Paper No. 186-10
Presentation Time: 9:00 AM-6:30 PM
THE GEOLOGICALLY YOUNGEST METHANE SEEP IN THE LATE CRETACEOUS WESTERN INTERIOR SEAWAY
During the Late Cretaceous most of North America was covered in a broad, shallow epicontinental seaway (the Western Interior Seaway) littered with cold-methane seeps. These unique environments were most common during the middle and late Campanian time period and are concentrated in the northern part of the seaway in modern Montana, Wyoming, and South Dakota. We present the first known occurrence of methane seeps in the lower Maastrichtian Baculites baculus ammonite range zone of the Pierre Shale, which represents the geologically youngest occurrence of such deposits in the Western Interior Seaway. The seeps outcrop on the Cedar Creek Anticline in east central Montana. The exposed deposit we focused on (AMNH locality 3911) is a 2.00 m wide and 2.71 m high massive vesicular limestone that contains a rich invertebrate macrofossil fauna. The dominant faunal element is a species of lucinid bivalve (Nymphalucinia occidentalis) which is found alongside additional bivalves, gastropods, scaphitid and other heteromorph ammonites, isolated ammonite jaws, scaphopods, and echinoids.

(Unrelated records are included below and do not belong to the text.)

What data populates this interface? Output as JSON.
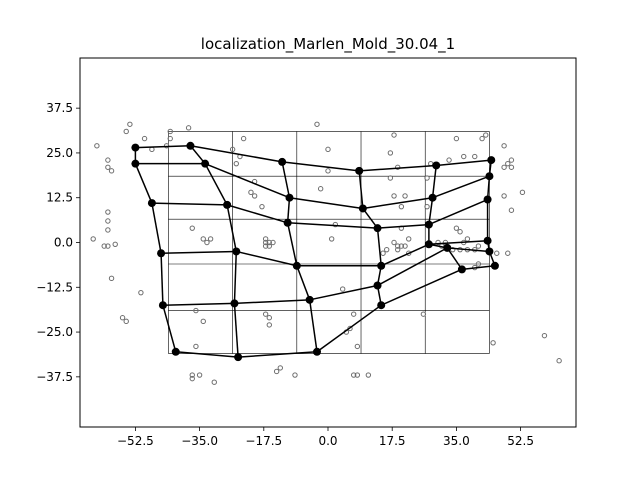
{
  "chart_data": {
    "type": "scatter",
    "title": "localization_Marlen_Mold_30.04_1",
    "xlabel": "",
    "ylabel": "",
    "xlim": [
      -67.6,
      67.6
    ],
    "ylim": [
      -51.5,
      51.5
    ],
    "xticks": [
      -52.5,
      -35.0,
      -17.5,
      0.0,
      17.5,
      35.0,
      52.5
    ],
    "xtick_labels": [
      "−52.5",
      "−35.0",
      "−17.5",
      "0.0",
      "17.5",
      "35.0",
      "52.5"
    ],
    "yticks": [
      -37.5,
      -25.0,
      -12.5,
      0.0,
      12.5,
      25.0,
      37.5
    ],
    "ytick_labels": [
      "−37.5",
      "−25.0",
      "−12.5",
      "0.0",
      "12.5",
      "25.0",
      "37.5"
    ],
    "legend": "none",
    "grid": {
      "x_lines": [
        -43.5,
        -26.0,
        -8.5,
        9.0,
        26.5,
        44.0
      ],
      "y_lines": [
        -31.0,
        -19.0,
        -6.0,
        6.5,
        18.5,
        31.0
      ],
      "x_range": [
        -43.5,
        44.0
      ],
      "y_range": [
        -31.0,
        31.0
      ]
    },
    "mesh": {
      "nodes": [
        [
          -52.5,
          26.5
        ],
        [
          -37.5,
          27.0
        ],
        [
          -12.5,
          22.5
        ],
        [
          8.5,
          20.0
        ],
        [
          29.5,
          21.5
        ],
        [
          44.5,
          23.0
        ],
        [
          -52.5,
          22.0
        ],
        [
          -33.5,
          22.0
        ],
        [
          -10.5,
          12.5
        ],
        [
          9.5,
          9.5
        ],
        [
          28.5,
          12.5
        ],
        [
          43.5,
          12.0
        ],
        [
          -48.0,
          11.0
        ],
        [
          -27.5,
          10.5
        ],
        [
          -11.0,
          5.5
        ],
        [
          13.5,
          4.0
        ],
        [
          27.5,
          5.0
        ],
        [
          43.5,
          0.5
        ],
        [
          -45.5,
          -3.0
        ],
        [
          -25.0,
          -2.5
        ],
        [
          -8.5,
          -6.5
        ],
        [
          14.5,
          -6.5
        ],
        [
          27.5,
          -0.5
        ],
        [
          44.0,
          -2.5
        ],
        [
          -45.0,
          -17.5
        ],
        [
          -25.5,
          -17.0
        ],
        [
          -5.0,
          -16.0
        ],
        [
          13.5,
          -12.0
        ],
        [
          32.5,
          -1.5
        ],
        [
          45.5,
          -6.5
        ],
        [
          -41.5,
          -30.5
        ],
        [
          -24.5,
          -32.0
        ],
        [
          -3.0,
          -30.5
        ],
        [
          14.5,
          -17.5
        ],
        [
          36.5,
          -7.5
        ],
        [
          44.0,
          18.5
        ]
      ],
      "edges": [
        [
          0,
          1
        ],
        [
          1,
          2
        ],
        [
          2,
          3
        ],
        [
          3,
          4
        ],
        [
          4,
          5
        ],
        [
          6,
          7
        ],
        [
          7,
          8
        ],
        [
          8,
          9
        ],
        [
          9,
          10
        ],
        [
          10,
          35
        ],
        [
          12,
          13
        ],
        [
          13,
          14
        ],
        [
          14,
          15
        ],
        [
          15,
          16
        ],
        [
          16,
          11
        ],
        [
          18,
          19
        ],
        [
          19,
          20
        ],
        [
          20,
          21
        ],
        [
          21,
          22
        ],
        [
          22,
          17
        ],
        [
          24,
          25
        ],
        [
          25,
          26
        ],
        [
          26,
          27
        ],
        [
          27,
          28
        ],
        [
          28,
          23
        ],
        [
          30,
          31
        ],
        [
          31,
          32
        ],
        [
          32,
          33
        ],
        [
          33,
          34
        ],
        [
          34,
          29
        ],
        [
          0,
          6
        ],
        [
          6,
          12
        ],
        [
          12,
          18
        ],
        [
          18,
          24
        ],
        [
          24,
          30
        ],
        [
          1,
          7
        ],
        [
          7,
          13
        ],
        [
          13,
          19
        ],
        [
          19,
          25
        ],
        [
          25,
          31
        ],
        [
          2,
          8
        ],
        [
          8,
          14
        ],
        [
          14,
          20
        ],
        [
          20,
          26
        ],
        [
          26,
          32
        ],
        [
          3,
          9
        ],
        [
          9,
          15
        ],
        [
          15,
          21
        ],
        [
          21,
          27
        ],
        [
          27,
          33
        ],
        [
          4,
          10
        ],
        [
          10,
          16
        ],
        [
          16,
          22
        ],
        [
          22,
          28
        ],
        [
          28,
          34
        ],
        [
          5,
          35
        ],
        [
          35,
          11
        ],
        [
          11,
          17
        ],
        [
          17,
          23
        ],
        [
          23,
          29
        ]
      ]
    },
    "scatter_points": [
      [
        -63,
        27
      ],
      [
        -60,
        23
      ],
      [
        -59,
        20
      ],
      [
        -60,
        21
      ],
      [
        -55,
        31
      ],
      [
        -54,
        33
      ],
      [
        -50,
        29
      ],
      [
        -48,
        26
      ],
      [
        -44,
        27
      ],
      [
        -43,
        29
      ],
      [
        -43,
        31
      ],
      [
        -38,
        32
      ],
      [
        -60,
        8.5
      ],
      [
        -60,
        6
      ],
      [
        -60,
        3.5
      ],
      [
        -64,
        1
      ],
      [
        -60,
        -1
      ],
      [
        -58,
        -0.5
      ],
      [
        -61,
        -1
      ],
      [
        -59,
        -10
      ],
      [
        -51,
        -14
      ],
      [
        -56,
        -21
      ],
      [
        -55,
        -22
      ],
      [
        -37,
        4
      ],
      [
        -34,
        1
      ],
      [
        -33,
        0
      ],
      [
        -32,
        1
      ],
      [
        -26,
        26
      ],
      [
        -25,
        22
      ],
      [
        -24,
        24
      ],
      [
        -23,
        29
      ],
      [
        -21,
        14
      ],
      [
        -20,
        13
      ],
      [
        -20,
        17
      ],
      [
        -18,
        10
      ],
      [
        -17,
        0
      ],
      [
        -16,
        0
      ],
      [
        -17,
        -1
      ],
      [
        -16,
        -1
      ],
      [
        -15,
        0
      ],
      [
        -17,
        1
      ],
      [
        -17,
        -20
      ],
      [
        -16,
        -21
      ],
      [
        -16,
        -23
      ],
      [
        -36,
        -19
      ],
      [
        -34,
        -22
      ],
      [
        -36,
        -29
      ],
      [
        -37,
        -37
      ],
      [
        -37,
        -38
      ],
      [
        -35,
        -37
      ],
      [
        -31,
        -39
      ],
      [
        -14,
        -36
      ],
      [
        -13,
        -35
      ],
      [
        -9,
        -37
      ],
      [
        -3,
        33
      ],
      [
        0,
        26
      ],
      [
        -2,
        15
      ],
      [
        0,
        20
      ],
      [
        1,
        1
      ],
      [
        2,
        5
      ],
      [
        4,
        -13
      ],
      [
        5,
        -25
      ],
      [
        6,
        -24
      ],
      [
        7,
        -20
      ],
      [
        8,
        -29
      ],
      [
        7,
        -37
      ],
      [
        8,
        -37
      ],
      [
        11,
        -37
      ],
      [
        18,
        30
      ],
      [
        17,
        25
      ],
      [
        17,
        18
      ],
      [
        19,
        21
      ],
      [
        18,
        13
      ],
      [
        21,
        13
      ],
      [
        20,
        10
      ],
      [
        18,
        0
      ],
      [
        19,
        -1
      ],
      [
        20,
        -1
      ],
      [
        19,
        -2
      ],
      [
        21,
        -1
      ],
      [
        22,
        1
      ],
      [
        22,
        -3
      ],
      [
        20,
        4
      ],
      [
        15,
        -3
      ],
      [
        16,
        -2
      ],
      [
        27,
        18
      ],
      [
        27,
        10
      ],
      [
        28,
        22
      ],
      [
        26,
        -20
      ],
      [
        35,
        29
      ],
      [
        37,
        24
      ],
      [
        40,
        24
      ],
      [
        35,
        4
      ],
      [
        36,
        3
      ],
      [
        37,
        0
      ],
      [
        38,
        1
      ],
      [
        36,
        -2
      ],
      [
        38,
        -2
      ],
      [
        40,
        -2
      ],
      [
        41,
        -1
      ],
      [
        42,
        29
      ],
      [
        43,
        30
      ],
      [
        48,
        13
      ],
      [
        48,
        27
      ],
      [
        48,
        21
      ],
      [
        49,
        22
      ],
      [
        50,
        23
      ],
      [
        50,
        21
      ],
      [
        50,
        9
      ],
      [
        49,
        -3
      ],
      [
        46,
        -3
      ],
      [
        53,
        14
      ],
      [
        45,
        -28
      ],
      [
        59,
        -26
      ],
      [
        63,
        -33
      ],
      [
        41,
        -6
      ],
      [
        40,
        -7
      ],
      [
        33,
        23
      ],
      [
        32,
        0
      ],
      [
        30,
        0
      ],
      [
        31,
        -1
      ],
      [
        34,
        -2
      ]
    ]
  }
}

There are a total of 40 identifiable species in the seep deposit, 17 of which are epifaunal, 19 infaunal, and 4 nektic/nektobenthic. Unlike many older Campanian seep deposits, inoceramid bivalves are a rare component of the fauna at this site. Baculitid ammonites are also absent at the seep, and very rare in the non-seep shale deposits at the same stratigraphic horizon. The seep also differs from older examples in the absence of seep-associated concretions (SAC’s) around the main carbonate mass. The combination of vuggy limestone and a fauna with high numbers of winged gastropods, flat epifaunal bivalves, and lack of encrusting organisms indicates a muddy seafloor that likely inhibited low surface area epifauna. The highly vesicular texture of the carbonate mass, absence of SAC’s, and the fragmented taphonomy of the preserved fauna could also indicate rapid burial and a high rate of methane flux at this site. An overall change in lithology from shale to siltstone containing less organic matter may explain the disappearance of methane seeps above this stratigraphic level on a regional scale, as the coarser sediments may not have promoted the canalization of methane emissions.